Vor ein paar Tagen hat mich mein zwölfjähriger Sohn gefragt: "Warum fasten wir Muslime eigentlich, was bringt das, wenn jemand den ganzen Tag nicht isst und nicht trinkt, was hat Gott davon? Warum will er das von uns?“

Die einfachste Antwort auf solche Fragen ist, dass man damit den Anordnungen Gottes folgt. Und wer gehorcht kommt ins Paradies. Das Endziel des Fastens sei also die Belohnung mit dem Paradies.

Diese Antwort überzeugt jedoch nicht und widerspricht dem Koran. Denn dort heißt es in Sure 2,183: "Euch ist vorgeschrieben zu fasten, so wie es auch denjenigen, die vor euch lebten, vorgeschrieben worden ist, damit ihr fromm werdet.“ Es heißt nicht: "damit ihr Gott gehorcht“ oder "damit ihr ins Paradies kommt“. Es geht also um das "fromm Werden“ (arab. taqwa).

Prophet Mohammed sagte: "Seid einander nicht neidisch, streitet nicht, hasst euch nicht, wendet euch nicht voneinander ab, betrügt einander nicht, seid alle wie Geschwister, der Mensch ist dem anderen Menschen ein Bruder, er ist nie ungerecht zu ihm, er macht ihn nie nieder und lässt ihn nie im Stich. Frömmigkeit ist doch hier.“ Dabei zeigte er aufs Herz und wiederholte den letzten Satz drei Mal.

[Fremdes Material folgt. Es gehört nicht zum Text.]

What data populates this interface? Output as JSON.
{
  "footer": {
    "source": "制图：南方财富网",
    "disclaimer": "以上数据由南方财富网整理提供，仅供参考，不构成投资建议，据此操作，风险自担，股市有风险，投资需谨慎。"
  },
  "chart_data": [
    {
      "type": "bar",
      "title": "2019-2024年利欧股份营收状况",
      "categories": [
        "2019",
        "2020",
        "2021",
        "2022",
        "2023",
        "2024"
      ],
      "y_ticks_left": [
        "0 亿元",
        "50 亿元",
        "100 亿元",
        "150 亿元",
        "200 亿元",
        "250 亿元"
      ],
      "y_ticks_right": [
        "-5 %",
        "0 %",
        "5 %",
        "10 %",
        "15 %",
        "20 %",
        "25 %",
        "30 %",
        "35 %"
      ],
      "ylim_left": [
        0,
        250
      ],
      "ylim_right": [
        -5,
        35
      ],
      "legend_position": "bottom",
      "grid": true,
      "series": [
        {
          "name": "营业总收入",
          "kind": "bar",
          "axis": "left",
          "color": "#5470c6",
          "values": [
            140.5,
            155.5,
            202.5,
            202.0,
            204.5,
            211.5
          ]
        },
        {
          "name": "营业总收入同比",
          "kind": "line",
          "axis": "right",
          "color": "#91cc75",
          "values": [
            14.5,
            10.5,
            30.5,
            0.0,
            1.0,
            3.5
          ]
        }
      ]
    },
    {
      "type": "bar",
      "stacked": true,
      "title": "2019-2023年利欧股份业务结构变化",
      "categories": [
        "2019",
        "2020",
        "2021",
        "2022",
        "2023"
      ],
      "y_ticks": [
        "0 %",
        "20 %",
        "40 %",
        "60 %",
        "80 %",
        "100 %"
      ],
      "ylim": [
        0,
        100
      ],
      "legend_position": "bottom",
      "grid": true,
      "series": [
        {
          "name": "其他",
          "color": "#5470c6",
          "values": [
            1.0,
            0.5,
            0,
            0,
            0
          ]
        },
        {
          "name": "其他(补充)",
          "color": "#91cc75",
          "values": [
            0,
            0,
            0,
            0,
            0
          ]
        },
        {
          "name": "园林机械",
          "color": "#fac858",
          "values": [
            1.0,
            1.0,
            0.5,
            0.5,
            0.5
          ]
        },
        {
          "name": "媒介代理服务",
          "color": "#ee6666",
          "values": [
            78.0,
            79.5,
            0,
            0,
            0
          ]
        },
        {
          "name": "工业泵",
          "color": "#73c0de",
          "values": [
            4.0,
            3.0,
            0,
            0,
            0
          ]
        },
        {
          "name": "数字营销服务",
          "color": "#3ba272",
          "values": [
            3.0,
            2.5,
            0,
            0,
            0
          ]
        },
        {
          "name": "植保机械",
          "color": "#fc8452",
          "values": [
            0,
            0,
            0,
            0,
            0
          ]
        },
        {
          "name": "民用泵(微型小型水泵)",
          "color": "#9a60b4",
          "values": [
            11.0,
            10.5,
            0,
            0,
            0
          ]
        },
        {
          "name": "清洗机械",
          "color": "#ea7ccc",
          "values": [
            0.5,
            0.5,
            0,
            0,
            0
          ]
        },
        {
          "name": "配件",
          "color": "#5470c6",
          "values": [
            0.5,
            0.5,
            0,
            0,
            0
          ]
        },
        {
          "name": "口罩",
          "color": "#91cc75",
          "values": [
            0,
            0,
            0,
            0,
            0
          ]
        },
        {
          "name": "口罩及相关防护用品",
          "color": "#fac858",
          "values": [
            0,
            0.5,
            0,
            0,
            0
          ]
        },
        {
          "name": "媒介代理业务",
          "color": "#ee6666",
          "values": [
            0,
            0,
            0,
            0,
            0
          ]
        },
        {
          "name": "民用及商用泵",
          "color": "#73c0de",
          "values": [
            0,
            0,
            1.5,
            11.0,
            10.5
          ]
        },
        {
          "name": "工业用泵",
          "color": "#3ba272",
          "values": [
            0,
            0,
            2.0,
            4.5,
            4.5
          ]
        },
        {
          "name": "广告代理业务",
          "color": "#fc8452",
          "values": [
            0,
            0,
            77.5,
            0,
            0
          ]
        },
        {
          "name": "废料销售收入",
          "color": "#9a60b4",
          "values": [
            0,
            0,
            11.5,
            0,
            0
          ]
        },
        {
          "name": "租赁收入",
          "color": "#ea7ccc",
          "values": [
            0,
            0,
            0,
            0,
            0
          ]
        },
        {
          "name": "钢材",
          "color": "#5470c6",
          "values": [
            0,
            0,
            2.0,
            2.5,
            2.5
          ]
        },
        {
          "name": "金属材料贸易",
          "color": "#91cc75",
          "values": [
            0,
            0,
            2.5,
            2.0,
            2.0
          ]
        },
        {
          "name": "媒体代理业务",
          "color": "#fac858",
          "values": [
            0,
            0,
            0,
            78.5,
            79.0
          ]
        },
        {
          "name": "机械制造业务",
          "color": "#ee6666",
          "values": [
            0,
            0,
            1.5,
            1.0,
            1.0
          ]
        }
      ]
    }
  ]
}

Frömmigkeit ist gelebte Tugend

Frömmigkeit ist also kein theoretisches Konzept, sondern eine gelebte Tugend. Genau hier liegt ein Ziel des Fastens. Was hat jedoch das Nichtessen und Nichttrinken mit Frömmigkeit zu tun? Sich des Essens und Trinkens zu enthalten ist nicht das Ziel des Fastens, es geht nicht um eine Diät oder um eine körperliche Übung, sondern darum, für einige Stunden von seinen körperlichen Bedürfnissen wegzukommen, damit Raum geschaffen wird für das Reflektieren anderer Werte. Es geht darum, eine Reise in sich zu machen, um sich selbst, seine Charaktereigenschaften, seine Handlungen und seinen Werdegang kritisch zu reflektieren. Es geht also um eine Abrechnung mit sich selbst, um neue Vorsätze zu fassen und neu zu beginnen. Mit anderen Worten: Es geht um die Vervollkommnung des Menschen. Diese Vollkommenheit ist ein paradiesischer Zustand, den der Mensch auf Erden erlangen kann und soll. Die muslimischen Mystiker sprechen vom Zustand der Begegnung mit Gott. Das Fasten ist eine Hilfestellung zur Erlangung dieses Zustandes. Das Hintanstellen körperlicher materieller Bedürfnisse soll andere Aspekte und Werte im Leben ins Bewusstsein rufen. Damit lässt Gott den Menschen nicht im Stich. Er hat den Menschen aus seiner Barmherzigkeit erschaffen und will, dass dieser in Freiheit vollkommen wird. Natürlich hätte Gott den Menschen gleich vollkommen erschaffen können, er wollte jedoch dieses Geschöpf würdigen: Vollkommenheit soll eine freiwillige Entscheidung sein und ein Zustand, den der Mensch durch den eigenen Willen erlangt.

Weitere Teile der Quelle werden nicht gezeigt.